Questo avviso (previa delibera dell'Autorità e con nota del Presidente) può incentivare l'adozione, con effetti immediati, di provvedimenti intesi a conseguire in sede amministrativa la reintegrazione del danno arrecato, ad evitare il perdurare di situazioni lesive per la finanza pubblica.
Il Presidente
DETERMINAZIONE n. 3 del 2
agosto 1999
Dsiscordanza nell'offerta del prezzo in cifre e quello in lettere
(G.U. n. 107 del 10 maggio 2000, s.o. n. 71)
Il Comune di C.V. ha posto il quesito della individuazione dell'offerta valida nel caso di discordanza tra i valori espressi in cifre e quelli espressi in lettere nell'ambito di una licitazione tenuta con il criterio della media di cui all'art. 21, comma 1-bis, legge n. 109 del 1994.
Nella specie, con il bando era indetto un pubblico incanto, con il criterio di aggiudicazione del massimo ribasso sull'importo delle opere a corpo posto a base di gara e con il criterio delle offerte anomale, per l'effettuazione di lavori di copertura e rinaturazione di un canale di bonifica.
Dopo l'individuazione delle due migliori offerte secondo il criterio di calcolo della soglia di anomalia, una impresa esclusa allegava che la percentuale di ribasso scritta in cifre sulla propria offerta, tenuta in considerazione in sede di gara, era discordante da quella scritta in lettere, che invece la rendeva aggiudicataria provvisoria dell'appalto, in quanto titolare della seconda migliore offerta.
Secondo l'art. 72, comma 2, del R.D. 23 maggio 1924, n. 827 (Regolamento sulla contabilità di Stato), «Quando in una offerta all'asta vi sia discordanza fra il prezzo indicato in lettere e quello indicalo in cifre, è valida l'indicazione più vantaggiosa per l'amministrazione». Detta norma risolve dunque il caso di discordanza tra lettere e cifre considerando non già le forme in cui la volontà viene espressa, ma il vantaggio derivante all'Amministrazione dalla scelta dell'una o dell'altra.

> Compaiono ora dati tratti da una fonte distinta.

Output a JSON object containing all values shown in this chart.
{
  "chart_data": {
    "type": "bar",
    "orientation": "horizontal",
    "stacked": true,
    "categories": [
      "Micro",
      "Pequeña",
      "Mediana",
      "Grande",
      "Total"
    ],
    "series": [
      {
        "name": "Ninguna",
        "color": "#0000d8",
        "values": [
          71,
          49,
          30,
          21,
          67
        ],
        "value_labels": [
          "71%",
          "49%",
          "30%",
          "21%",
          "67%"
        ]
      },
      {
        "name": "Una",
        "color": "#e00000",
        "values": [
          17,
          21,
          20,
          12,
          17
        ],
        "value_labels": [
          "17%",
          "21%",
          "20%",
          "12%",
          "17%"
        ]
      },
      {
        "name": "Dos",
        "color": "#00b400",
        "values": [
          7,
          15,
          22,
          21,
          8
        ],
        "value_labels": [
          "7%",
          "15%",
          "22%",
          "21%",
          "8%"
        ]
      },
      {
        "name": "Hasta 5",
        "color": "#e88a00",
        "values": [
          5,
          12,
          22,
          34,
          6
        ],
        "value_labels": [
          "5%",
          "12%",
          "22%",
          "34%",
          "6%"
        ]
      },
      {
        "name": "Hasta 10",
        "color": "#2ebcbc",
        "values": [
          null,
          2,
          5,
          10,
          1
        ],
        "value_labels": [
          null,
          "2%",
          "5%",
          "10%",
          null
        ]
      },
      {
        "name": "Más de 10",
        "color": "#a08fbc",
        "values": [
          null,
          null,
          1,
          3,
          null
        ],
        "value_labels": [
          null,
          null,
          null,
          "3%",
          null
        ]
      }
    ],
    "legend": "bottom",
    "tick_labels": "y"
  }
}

In altri termini, è esclusa un'indagine sulla volontà del partecipante alla gara, in presenza di una norma pubblicistica - l'art. 72, appunto - posta a presidio della realizzazione del pubblico interesse, e pertanto prevalente sulle norme di diritto comune applicabili alla interpretazione della volontà nei contratti.
Questa constatazione è idonea a far ritenere applicabile il citato art. 72 anche ai casi di aggiudicazione con il sistema della media, in quanto tale disposizione è espressione di una soluzione normativa per le ipotesi di dubbia interpretazione della volontà di parte nella formulazione dell'offerta.
La interpretazione così fissata trova riscontro nella prevalente giurisprudenza amministrativa, secondo cui sono giuridicamente irrilevanti sia l'equivocità che può derivare dalla discordanza tra un'offerta in cifre ed una in lettere, sia la causa di tale equivocità, in presenza «del tassativo criterio normativo che conferisce validità giuridica alla dichiarazione più favorevole per l'Amministrazione».